Osiemdziesiąt sześć

39 6 0
                                    

Lawrence

Ups! Ten obraz nie jest zgodny z naszymi wytycznymi. Aby kontynuować, spróbuj go usunąć lub użyć innego.

Lawrence

Lawrence siedział na jednej z solidniejszych gałęzi...

Hm, jakie to w zasadzie było drzewo? Nie wiedział i jeśli miał być ze sobą szczery, to najmniej go w tym momencie obchodziło. W zasadzie nie miał pojęcia, po co komu była znajomość nazw drzew, skoro w gruncie rzeczy wszystkie były takie same, podobnie jak i identyczni pozostawali ludzie i inne istoty, który żyły na świecie. Jedyną różnicą, którą dostrzegał, był ewentualnie rodzaj liści i kształt rośliny, ale ostatecznie wszystko sprowadzało się do tego samego: to było drzewo. A ludzie, wampiry, wilkołaki, zmiennokształtni czy hybrydy... No cóż, różnili się, ale ostatecznie mimo wszystko byli tacy sami, a przynajmniej tak mu się wydawało.

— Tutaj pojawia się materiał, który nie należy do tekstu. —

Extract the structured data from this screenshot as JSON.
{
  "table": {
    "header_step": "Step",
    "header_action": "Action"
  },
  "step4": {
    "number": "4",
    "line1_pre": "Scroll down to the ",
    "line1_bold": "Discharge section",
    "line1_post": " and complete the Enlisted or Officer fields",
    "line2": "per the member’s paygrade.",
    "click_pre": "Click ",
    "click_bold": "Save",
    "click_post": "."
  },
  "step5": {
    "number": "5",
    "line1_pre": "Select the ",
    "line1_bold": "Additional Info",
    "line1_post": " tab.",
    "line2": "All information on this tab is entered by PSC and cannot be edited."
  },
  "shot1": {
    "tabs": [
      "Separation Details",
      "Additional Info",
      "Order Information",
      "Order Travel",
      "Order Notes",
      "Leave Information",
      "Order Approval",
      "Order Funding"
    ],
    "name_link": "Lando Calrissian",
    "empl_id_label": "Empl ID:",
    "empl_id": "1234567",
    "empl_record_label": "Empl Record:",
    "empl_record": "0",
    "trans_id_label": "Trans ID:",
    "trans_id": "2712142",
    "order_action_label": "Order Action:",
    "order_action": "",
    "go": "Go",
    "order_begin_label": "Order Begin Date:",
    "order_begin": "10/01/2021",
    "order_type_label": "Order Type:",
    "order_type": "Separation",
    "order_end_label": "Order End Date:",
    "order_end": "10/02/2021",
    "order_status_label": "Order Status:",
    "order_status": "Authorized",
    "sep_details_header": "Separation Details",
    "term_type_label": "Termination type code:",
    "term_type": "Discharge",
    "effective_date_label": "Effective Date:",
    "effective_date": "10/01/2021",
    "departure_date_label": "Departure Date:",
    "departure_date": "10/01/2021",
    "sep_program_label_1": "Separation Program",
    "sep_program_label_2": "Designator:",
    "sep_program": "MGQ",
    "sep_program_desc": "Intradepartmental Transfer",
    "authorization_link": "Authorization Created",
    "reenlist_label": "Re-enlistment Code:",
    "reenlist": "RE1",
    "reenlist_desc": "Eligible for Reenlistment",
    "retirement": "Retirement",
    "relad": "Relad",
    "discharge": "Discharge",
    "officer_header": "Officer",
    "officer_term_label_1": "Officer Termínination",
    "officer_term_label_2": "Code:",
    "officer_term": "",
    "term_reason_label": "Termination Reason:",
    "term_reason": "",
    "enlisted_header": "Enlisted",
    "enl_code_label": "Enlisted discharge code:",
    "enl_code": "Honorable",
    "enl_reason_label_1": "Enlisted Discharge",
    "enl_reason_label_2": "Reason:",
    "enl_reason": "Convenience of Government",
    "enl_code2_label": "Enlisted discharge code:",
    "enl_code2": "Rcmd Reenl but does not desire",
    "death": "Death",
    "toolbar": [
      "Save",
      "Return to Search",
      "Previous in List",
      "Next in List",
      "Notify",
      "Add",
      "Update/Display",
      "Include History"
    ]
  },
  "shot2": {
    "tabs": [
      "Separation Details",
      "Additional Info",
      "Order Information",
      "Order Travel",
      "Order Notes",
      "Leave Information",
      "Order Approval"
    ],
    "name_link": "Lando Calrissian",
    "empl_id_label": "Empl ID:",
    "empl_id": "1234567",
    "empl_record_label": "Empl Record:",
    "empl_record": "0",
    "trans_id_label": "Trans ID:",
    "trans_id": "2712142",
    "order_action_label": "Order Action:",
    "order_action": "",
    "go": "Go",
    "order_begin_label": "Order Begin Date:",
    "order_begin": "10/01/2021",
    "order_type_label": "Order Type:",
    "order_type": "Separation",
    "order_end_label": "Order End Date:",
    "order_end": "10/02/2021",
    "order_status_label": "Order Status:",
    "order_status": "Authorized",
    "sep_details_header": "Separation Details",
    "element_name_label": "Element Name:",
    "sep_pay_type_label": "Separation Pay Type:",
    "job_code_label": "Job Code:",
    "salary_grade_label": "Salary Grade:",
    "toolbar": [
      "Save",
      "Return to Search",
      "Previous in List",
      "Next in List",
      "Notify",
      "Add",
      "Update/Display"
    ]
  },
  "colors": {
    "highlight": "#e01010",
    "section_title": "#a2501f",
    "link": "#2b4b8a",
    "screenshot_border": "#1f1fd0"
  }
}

Pokręcił głową, ledwo powstrzymując gorzki uśmiech. To zabawne, że akurat w tej sytuacji zebrało mu się na filozofowanie, ale po prostu musiał się na czymś skupić, a to była pierwsza rzecz, która przyszła mu do głowy. Siedzenie i nasłuchiwanie wydawało się monotonne i być może bardziej przydałby się, gdyby jednak został z dzieciakami, zamiast zostawiać je w tunelach, ale nawet wiedząc to nie zamierzał zmienić decyzji. Teraz najważniejsze było znalezienie Aquy, ale to wcale nie było takie łatwe, kiedy już dawno stracił wampirzycę z oczu. Nigdy nie był dobrym tropicielem ani obserwatorem, poza tym sam nie miał pewności, czy w ogóle powinien mieszać się w to, co kobieta zaplanowała. Ocalił Alessię, jej brata i syna kapłanki, a drugiemu pozwolił uciec już wcześniej – czuł, że spełnił swoją rolę, reszta zaś go nie obchodziła.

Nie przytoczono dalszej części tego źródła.